Abstract
Through a prospective cohort study the relationship between travellers’ awareness of MERS-CoV, and compliance with preventive measures and exposure to camels was evaluated among Australian Hajj pilgrims who attended Hajj in 2015. Only 28% of Australian Hajj pilgrims were aware of MERS-CoV in Saudi Arabia. Those who were aware of MERS-CoV were more likely to receive recommended vaccines [odds ratio (OR) 3.1, 95% confidence interval (CI): 1.5–5.9, P < 0.01], but there was no significant difference in avoiding camels or their raw products during Hajj between those who were aware of MERS-CoV and those who were not (OR 1.2, 95% CI: 0.3–5.2, P = 0.7). Hajj pilgrims’ awareness is reflected in some of their practices but not in all.
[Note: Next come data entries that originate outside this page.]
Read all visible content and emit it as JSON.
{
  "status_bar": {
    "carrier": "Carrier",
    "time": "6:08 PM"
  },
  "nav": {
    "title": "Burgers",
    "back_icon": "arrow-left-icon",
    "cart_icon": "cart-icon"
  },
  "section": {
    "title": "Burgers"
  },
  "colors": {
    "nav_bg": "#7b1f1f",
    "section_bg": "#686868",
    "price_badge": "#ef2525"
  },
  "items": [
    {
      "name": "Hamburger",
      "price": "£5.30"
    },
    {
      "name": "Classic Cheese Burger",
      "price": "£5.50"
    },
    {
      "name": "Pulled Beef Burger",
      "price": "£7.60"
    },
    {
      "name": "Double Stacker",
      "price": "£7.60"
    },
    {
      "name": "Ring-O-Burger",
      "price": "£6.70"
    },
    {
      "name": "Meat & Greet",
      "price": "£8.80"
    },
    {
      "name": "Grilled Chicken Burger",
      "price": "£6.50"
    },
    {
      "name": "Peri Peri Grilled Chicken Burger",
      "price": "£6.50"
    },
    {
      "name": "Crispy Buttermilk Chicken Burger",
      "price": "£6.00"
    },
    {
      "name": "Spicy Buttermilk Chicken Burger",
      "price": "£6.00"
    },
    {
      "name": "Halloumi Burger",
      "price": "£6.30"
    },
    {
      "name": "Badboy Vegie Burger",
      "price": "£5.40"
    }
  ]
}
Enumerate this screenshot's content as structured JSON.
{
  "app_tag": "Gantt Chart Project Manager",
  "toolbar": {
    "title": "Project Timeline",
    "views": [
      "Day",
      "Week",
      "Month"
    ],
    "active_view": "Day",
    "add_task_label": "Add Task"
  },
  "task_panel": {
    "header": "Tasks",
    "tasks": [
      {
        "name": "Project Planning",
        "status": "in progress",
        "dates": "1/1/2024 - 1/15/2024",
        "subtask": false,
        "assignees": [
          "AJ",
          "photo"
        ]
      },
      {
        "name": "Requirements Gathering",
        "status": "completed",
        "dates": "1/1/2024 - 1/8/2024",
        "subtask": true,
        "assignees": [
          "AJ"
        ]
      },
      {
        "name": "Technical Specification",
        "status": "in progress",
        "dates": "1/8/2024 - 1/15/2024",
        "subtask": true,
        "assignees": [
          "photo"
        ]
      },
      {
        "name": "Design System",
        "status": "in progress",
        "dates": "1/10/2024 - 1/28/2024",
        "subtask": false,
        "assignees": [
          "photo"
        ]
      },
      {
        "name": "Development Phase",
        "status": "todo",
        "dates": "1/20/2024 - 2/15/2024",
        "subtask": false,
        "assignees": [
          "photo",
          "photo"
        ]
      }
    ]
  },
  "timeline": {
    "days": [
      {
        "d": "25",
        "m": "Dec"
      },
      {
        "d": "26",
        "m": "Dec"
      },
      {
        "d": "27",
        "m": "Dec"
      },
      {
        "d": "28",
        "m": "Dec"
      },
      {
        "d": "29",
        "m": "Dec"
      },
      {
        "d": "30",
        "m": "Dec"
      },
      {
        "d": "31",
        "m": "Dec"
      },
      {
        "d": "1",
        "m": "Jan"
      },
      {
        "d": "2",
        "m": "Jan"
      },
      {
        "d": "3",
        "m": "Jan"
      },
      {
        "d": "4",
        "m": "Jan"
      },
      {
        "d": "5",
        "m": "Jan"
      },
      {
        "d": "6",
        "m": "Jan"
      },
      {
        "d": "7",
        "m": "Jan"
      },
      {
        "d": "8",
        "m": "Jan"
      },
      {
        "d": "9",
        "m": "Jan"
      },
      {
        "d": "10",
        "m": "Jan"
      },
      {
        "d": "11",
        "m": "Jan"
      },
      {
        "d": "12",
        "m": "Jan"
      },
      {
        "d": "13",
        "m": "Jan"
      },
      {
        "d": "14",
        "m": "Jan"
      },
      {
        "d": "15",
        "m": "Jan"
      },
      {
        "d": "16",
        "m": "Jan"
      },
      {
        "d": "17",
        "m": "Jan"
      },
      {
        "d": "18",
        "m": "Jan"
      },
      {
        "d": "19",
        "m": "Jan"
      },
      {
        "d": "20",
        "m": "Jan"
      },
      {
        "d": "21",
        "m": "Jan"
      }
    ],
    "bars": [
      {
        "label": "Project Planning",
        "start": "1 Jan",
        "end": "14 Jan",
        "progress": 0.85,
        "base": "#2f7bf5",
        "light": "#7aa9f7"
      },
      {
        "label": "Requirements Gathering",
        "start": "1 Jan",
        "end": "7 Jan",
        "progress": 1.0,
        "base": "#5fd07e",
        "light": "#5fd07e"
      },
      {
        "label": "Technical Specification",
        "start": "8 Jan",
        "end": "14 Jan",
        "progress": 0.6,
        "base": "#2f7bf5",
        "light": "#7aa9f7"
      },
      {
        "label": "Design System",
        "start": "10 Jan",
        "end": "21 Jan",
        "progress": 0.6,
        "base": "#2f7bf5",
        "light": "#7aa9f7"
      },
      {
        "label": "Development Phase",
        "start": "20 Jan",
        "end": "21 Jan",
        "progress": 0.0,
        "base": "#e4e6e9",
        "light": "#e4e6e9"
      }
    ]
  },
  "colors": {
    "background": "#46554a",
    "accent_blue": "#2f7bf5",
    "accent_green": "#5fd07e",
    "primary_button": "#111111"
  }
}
Keywords: Camel, Hajj, Knowledge, attitude and practice (KAP), MERS-CoV, Pilgrims, Saudi Arabia, Unpasteurized milk
As of 22 June 2016, Middle East respiratory syndrome coronavirus (MERS-CoV) infection has been identified in 1762 people in 27 countries with 36% mortality.1 Recent studies have demonstrated the potential role of camels, the only known zoonotic source of MERS-CoV, in the transmission of MERS-CoV to humans.2,3
Saudi Arabia, the epicentre of MERS-CoV (with >80% of global MERS-CoV burden),1 hosts the Hajj pilgrimage in Mecca, where 2–3 million people assemble annually. Millions also visit Mecca and Medina throughout the year on a minor pilgrimage called Umrah. Although no MERS-CoV cases have been reported in relation to Hajj, several imported cases have been recorded among returning Umrah pilgrims in the UK, Malaysia, Tunisia, Algeria and the Netherlands.4–6 Potential sources of infection are exposure to camels or their products, other MERS patients and hospital visits.5 Previous studies assessing awareness of MERS-CoV among French, Australian and Turkish Hajj pilgrims found that between 35 and 65% pilgrims were unaware of the presence of the disease in Saudi Arabia.7–9 However, no study has attempted to investigate the association between Hajj pilgrims’ awareness of MERS-CoV, and their compliance with preventive measures and exposure to camels. Therefore, we conducted a prospective cohort study among Australian travelers who attended Hajj pilgrimage in 2015.
Methods
Between September and December 2015, a prospective cohort study was conducted among Hajj pilgrims in Greater Sydney, New South Wales (NSW), Australia. NSW has the largest Muslim population (50% of all Australian Muslims reside here) in Australia, with the majority living in Greater Sydney.10 Participants aged ≥ 18 years who planned to attend the Hajj 2015 (in last week of September) were approached. The recruited participants were then followed up during Hajj, and again after their return from Hajj.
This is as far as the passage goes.